A steering group, led by chairwoman Sarah Mclellan and made up of parents and advisers, is working towards submitting an application to the Department for Education (DfE) to open the Wye Valley Free School for 284 children aged between four and 16 who live in Monmouthshire, Gloucestershire and Herefordshire.
The proposed school is one of over 70 groups of teachers, parents and charities to have won a place on the national programme with the New Schools Network.
The programme is run by an independent education charity and provides personalised support to free school groups in the form of an adviser, intensive educational, financial and operational advice, as they prepare to submit an application to the Department for Education (DfE) to open a free school from 2015.
The all-through school is based on the Montessori and Human Scale Education principles, and aims to use small learning groups and a teacher/child ratio which it is believed allows children to be known well, understood and responded to, in order to develop and engage children to attain GCSEs and the new English Baccalaureate, while meeting the requirements of the national curriculum. The school would start with 24 children in the primary section and 40 in the secondary and increase pupil numbers in phases. It would be state-funded, free from local authority control and have a board of governors. The location has yet to be decided, but is likely to be on the border of the three counties and close to the A40.

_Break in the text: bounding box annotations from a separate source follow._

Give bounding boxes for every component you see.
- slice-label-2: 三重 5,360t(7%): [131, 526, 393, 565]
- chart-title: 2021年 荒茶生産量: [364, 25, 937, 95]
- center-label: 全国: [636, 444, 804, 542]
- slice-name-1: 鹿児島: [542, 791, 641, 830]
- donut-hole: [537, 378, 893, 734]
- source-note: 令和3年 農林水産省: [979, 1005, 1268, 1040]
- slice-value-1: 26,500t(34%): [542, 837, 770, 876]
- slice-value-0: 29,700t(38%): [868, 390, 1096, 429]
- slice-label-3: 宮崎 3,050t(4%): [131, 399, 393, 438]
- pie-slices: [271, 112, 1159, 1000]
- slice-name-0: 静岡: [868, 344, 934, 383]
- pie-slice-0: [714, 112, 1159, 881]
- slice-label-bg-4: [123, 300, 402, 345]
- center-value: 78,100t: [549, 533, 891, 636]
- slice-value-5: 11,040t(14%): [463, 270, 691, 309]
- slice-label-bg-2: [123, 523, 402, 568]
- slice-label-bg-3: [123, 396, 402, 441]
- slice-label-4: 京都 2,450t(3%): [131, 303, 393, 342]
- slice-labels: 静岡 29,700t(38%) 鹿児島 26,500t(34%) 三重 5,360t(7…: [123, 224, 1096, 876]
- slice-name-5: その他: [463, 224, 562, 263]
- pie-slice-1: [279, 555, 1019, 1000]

Last month the group was successful in an application to the New Schools Network (NSN) Development Fund. The group will receive £5,000 in funding towards the cost of marketing and research and help in their bid to raise £15,000 towards the application costs.
Mrs Mclellan is hoping to submit the DfE application by the end of December, and hopes more people will get involved in fundraising, publicity, marketing and research.
Natalie Evans, NSN’s director said: “The development programme has been designed to help support each group in making their vision a reality, and I am delighted to be welcoming Wye Valley Free School onto the programme.”
“We look forward to working with them as they develop their plans in more detail and work with their local community to gather support for their proposed new school.”
The group is holding a free talk on Human Scale Education by James Wetz, a former headteacher who made Channel Four’s dispatches programme, ‘The Children Left Behind’ and a presentation by the group at 7.30pm in The Priory, Monmouth on November 25.